Claire Oakley’s Make Up tells the story of a young woman named Ruth (Molly Windsor) who goes to a trailer park in Cornwall to be with her boyfriend, where she learns that he may be cheating on her. As she attempts to come to terms with this realization, she begins to come to terms with the fact that she may be gay, as she finds herself obsessed with another woman. This is a story that has been frequently told before, but Oakley’s vision is exceedingly dull. This is quite disappointing because Molly Windsor seems like she could be on her way to being an actor to watch for.

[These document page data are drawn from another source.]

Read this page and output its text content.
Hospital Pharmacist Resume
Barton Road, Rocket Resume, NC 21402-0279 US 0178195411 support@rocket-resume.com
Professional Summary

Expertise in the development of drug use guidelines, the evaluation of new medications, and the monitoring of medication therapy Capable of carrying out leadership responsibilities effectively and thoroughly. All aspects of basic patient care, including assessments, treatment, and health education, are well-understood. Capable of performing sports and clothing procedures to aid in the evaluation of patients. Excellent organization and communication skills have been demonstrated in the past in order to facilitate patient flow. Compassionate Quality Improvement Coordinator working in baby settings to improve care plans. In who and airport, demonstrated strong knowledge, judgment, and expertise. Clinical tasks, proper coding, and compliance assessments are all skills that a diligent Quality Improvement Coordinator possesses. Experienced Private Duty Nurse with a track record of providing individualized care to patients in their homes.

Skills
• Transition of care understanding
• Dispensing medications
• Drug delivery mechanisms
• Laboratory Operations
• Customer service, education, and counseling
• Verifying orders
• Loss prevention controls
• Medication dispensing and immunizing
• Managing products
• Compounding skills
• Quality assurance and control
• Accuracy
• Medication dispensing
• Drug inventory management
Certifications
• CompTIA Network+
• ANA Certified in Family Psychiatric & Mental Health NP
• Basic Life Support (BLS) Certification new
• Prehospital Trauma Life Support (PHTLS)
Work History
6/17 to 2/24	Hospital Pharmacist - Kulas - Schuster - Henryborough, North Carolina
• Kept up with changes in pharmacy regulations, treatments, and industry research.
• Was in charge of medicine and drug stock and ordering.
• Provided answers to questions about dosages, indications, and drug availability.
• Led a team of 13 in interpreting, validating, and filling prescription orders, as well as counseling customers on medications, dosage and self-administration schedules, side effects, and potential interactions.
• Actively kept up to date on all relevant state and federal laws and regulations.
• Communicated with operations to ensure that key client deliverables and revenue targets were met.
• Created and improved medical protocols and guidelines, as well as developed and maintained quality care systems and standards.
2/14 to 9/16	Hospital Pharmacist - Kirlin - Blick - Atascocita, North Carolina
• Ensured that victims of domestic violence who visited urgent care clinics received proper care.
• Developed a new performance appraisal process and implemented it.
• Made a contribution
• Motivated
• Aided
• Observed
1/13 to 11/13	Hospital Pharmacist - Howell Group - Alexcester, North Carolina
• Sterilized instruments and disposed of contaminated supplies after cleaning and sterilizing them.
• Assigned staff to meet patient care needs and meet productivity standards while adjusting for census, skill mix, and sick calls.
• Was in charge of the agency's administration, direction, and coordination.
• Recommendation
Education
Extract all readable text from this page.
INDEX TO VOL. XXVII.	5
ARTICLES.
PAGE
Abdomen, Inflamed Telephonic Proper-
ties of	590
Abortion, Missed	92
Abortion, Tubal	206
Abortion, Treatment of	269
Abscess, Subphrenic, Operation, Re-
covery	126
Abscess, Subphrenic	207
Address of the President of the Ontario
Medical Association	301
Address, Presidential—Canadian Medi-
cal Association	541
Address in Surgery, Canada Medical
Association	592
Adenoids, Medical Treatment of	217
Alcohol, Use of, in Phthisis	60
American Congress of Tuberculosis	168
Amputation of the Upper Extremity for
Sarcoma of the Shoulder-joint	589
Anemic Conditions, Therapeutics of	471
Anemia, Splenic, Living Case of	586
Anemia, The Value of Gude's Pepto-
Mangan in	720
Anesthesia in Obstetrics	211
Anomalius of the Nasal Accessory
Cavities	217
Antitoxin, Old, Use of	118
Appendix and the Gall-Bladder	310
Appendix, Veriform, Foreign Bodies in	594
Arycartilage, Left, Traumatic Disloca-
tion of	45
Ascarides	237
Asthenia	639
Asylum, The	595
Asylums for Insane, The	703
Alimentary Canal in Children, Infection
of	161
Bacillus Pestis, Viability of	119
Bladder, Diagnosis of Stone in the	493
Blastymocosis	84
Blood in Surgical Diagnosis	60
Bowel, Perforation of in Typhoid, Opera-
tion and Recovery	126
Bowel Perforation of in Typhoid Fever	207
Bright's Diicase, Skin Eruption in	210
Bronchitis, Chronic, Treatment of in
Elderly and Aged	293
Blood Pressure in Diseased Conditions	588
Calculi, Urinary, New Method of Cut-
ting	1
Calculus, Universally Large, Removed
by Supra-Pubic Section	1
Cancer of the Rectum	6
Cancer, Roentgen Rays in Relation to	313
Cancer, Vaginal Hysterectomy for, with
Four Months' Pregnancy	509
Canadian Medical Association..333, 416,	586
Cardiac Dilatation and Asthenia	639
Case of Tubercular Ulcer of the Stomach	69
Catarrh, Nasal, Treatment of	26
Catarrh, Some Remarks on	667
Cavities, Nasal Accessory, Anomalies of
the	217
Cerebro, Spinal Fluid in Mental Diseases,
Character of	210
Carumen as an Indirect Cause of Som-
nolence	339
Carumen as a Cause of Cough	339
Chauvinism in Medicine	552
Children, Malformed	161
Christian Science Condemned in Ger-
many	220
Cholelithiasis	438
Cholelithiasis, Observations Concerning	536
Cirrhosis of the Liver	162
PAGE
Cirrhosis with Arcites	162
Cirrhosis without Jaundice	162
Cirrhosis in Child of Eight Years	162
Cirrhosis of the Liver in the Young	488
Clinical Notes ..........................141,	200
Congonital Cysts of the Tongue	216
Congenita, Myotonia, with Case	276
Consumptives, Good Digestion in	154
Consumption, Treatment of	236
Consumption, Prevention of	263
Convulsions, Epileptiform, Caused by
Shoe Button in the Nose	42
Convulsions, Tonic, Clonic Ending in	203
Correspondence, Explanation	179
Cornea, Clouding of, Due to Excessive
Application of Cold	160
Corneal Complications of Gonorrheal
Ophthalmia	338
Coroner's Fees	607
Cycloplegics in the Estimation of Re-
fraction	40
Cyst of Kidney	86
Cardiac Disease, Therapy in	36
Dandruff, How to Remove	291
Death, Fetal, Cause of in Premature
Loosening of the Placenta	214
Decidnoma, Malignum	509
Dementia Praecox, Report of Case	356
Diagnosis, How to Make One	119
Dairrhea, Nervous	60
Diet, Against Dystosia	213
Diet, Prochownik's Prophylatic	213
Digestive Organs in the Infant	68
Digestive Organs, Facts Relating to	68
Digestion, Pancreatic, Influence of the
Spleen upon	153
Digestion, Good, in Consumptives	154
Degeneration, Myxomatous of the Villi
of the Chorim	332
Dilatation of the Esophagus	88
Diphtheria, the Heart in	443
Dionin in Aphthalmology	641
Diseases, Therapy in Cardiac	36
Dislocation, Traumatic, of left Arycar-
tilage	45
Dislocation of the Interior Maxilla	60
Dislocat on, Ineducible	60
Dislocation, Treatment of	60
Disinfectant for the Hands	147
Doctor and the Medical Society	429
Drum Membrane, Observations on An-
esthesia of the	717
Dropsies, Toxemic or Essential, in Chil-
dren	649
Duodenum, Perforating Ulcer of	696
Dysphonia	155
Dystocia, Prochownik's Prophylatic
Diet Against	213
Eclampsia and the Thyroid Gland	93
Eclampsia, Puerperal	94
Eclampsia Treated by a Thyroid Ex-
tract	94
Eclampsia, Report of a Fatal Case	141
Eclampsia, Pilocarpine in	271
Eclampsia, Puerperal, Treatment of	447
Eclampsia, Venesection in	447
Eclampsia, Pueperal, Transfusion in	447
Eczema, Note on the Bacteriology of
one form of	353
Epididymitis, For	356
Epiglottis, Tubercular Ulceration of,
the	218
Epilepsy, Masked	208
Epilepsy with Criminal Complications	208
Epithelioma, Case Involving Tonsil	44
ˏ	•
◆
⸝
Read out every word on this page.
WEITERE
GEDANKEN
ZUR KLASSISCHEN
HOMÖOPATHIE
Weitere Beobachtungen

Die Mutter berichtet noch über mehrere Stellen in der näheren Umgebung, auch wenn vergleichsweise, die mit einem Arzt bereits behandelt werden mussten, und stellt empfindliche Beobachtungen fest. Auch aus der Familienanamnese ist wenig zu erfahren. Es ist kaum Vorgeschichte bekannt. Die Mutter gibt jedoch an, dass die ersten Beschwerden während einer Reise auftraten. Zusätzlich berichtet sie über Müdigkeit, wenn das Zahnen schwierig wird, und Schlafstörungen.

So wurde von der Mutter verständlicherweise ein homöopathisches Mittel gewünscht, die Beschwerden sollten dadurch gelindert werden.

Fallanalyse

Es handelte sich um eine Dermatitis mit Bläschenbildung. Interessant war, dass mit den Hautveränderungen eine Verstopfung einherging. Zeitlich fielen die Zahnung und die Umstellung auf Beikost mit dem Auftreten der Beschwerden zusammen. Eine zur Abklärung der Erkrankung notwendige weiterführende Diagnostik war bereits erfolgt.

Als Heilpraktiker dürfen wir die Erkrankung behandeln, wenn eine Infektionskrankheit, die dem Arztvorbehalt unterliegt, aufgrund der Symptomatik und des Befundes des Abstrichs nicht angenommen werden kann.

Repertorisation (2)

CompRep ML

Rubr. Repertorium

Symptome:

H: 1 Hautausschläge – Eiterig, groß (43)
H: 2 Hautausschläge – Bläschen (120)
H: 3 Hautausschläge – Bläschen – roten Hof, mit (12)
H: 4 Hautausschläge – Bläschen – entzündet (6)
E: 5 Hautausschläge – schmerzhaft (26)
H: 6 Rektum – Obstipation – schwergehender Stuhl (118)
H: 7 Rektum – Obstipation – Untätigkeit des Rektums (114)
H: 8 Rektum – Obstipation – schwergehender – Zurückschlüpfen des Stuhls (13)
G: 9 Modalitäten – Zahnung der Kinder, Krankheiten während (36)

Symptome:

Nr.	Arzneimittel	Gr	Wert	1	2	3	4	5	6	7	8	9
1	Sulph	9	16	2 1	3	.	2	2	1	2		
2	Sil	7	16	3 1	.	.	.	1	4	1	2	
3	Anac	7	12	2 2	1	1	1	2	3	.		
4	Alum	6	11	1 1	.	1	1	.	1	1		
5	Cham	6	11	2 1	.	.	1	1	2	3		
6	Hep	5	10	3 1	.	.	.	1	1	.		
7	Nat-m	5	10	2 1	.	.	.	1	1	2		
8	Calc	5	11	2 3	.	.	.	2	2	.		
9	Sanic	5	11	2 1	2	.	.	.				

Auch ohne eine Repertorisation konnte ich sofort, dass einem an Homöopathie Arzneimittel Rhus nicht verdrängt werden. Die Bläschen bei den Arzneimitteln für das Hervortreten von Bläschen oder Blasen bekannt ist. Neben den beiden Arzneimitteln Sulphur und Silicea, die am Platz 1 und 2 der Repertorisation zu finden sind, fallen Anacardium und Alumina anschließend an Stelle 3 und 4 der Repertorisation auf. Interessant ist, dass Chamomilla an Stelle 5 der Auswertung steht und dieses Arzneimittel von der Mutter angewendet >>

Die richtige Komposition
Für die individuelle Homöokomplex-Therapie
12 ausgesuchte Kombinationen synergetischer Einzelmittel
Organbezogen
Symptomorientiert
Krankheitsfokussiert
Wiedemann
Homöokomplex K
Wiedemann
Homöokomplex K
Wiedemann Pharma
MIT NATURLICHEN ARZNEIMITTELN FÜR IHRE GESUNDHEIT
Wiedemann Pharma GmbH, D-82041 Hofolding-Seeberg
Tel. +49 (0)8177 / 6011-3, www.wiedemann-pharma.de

While meandering anti-narrative films are not for everybody, they can be good. Many well-known filmmakers have made entire careers off of films that don’t feel the need to tell a story and instead focus on creating visual marvels. Make Up appears to be trying to tell a story, but the viewer will likely find themselves realizing in the middle of the second act that nothing of notability has happened. Or rather, they have, but they have been relayed in such excruciatingly uninspiring ways that the audience would be forgiven for not noticing.
Furthermore, those other films at least give the audience something to look at. Cornwall is not exactly well known as a beautiful location. So, a dreary place is filmed in a dreary way and the audience is expected to react to it. There is one moment deep in the third act that is actually pretty awe-inspiring. It is so beautifully lit and shot that the audience would be forgiven for asking where this person was in the numerous shots in the ocean or wandering around the trailer park.
Make Up showed some promise at the very beginning, but it was dashed by the lackluster direction. It just goes to show that you cannot make up for a lack of vision.